The optimal treatment for liver metastasis from gastric cancer (LMGC) remains uncertain. The relevance of surgical resection is controversial. We conducted a prospective multicenter interventional study of surgical resection for LMGC. Patients with synchronous or metachronous LMGC who were surgically fit were registered. The primary endpoint was 3-year overall survival (OS) of patients who underwent R0 resection. Secondary endpoints were R0 resection rate, operative morbidity and mortality, 3-year recurrence-free survival (RFS) of R0 patients, and OS in all registered patients. Seventy patients were registered from 24 institutions between December 2011 and November 2019 and received preoperative chemotherapy.
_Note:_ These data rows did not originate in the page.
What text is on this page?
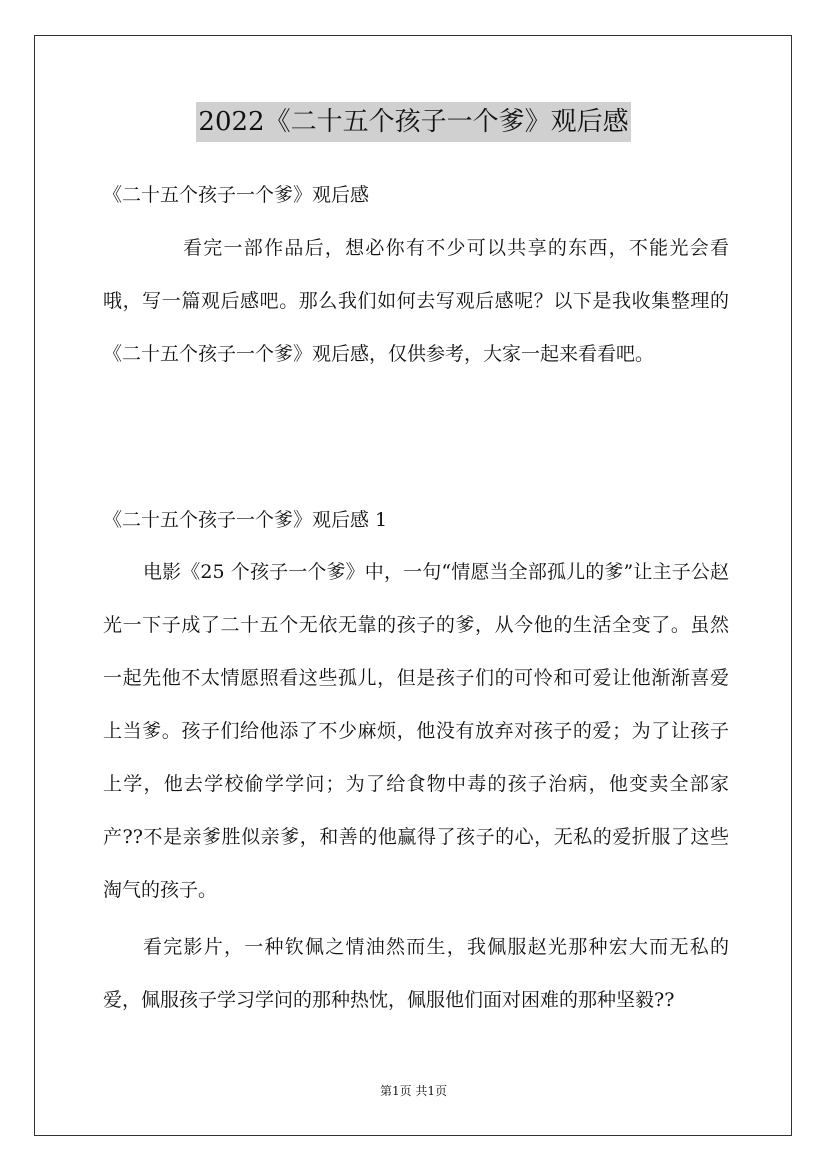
2022《二十五个孩子一个爹》观后感

《二十五个孩子一个爹》观后感

看完一部作品后，想必你有不少可以共享的东西，不能光会看哦，写一篇观后感吧。那么我们如何去写观后感呢？以下是我收集整理的《二十五个孩子一个爹》观后感，仅供参考，大家一起来看看吧。

《二十五个孩子一个爹》观后感 1

电影《25 个孩子一个爹》中，一句“情愿当全部孤儿的爹”让主子公赵光一下子成了二十五个无依无靠的孩子的爹，从今他的生活全变了。虽然一起先他不太情愿照看这些孤儿，但是孩子们的可怜和可爱让他渐渐喜爱上当爹。孩子们给他添了不少麻烦，他没有放弃对孩子的爱；为了让孩子上学，他去学校偷学学问；为了给食物中毒的孩子治病，他变卖全部家产??不是亲爹胜似亲爹，和善的他赢得了孩子的心，无私的爱折服了这些淘气的孩子。

看完影片，一种钦佩之情油然而生，我佩服赵光那种宏大而无私的爱，佩服孩子学习学问的那种热忱，佩服他们面对困难的那种坚毅??

第1页 共1页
Three patients were ineligible, and 19 patients discontinued treatment, with disease progression in 12, adverse events in 4, and consent withdrawal in 3 before surgery. Of the 48 patients eventually undergoing surgery, R0 resection of the primary and/or metastatic GC was accomplished in 43 patients, while 1 patient discontinued treatment for positive peritoneal lavage cytology and 4 patients were considered ineligible based on postoperative pathological findings other than GC. The R0 resection rate of all eligible patients was 68.3% [95% confidence interval (CI) 55.3-79.4%, 43/63 patients], while that of all resected patients was 89.6% (95% CI 77.3-96.5%, 43/48 patients). Postoperative complications were identified in 12 out of 43 patients (27.9%), and Clavien-Dindo grade III or higher complications occurred in seven patients (16.3%). No hospital mortality was observed. R0 resection for LMGC could be performed in approximately two-thirds of all eligible patients, with acceptable surgical morbidity and mortality.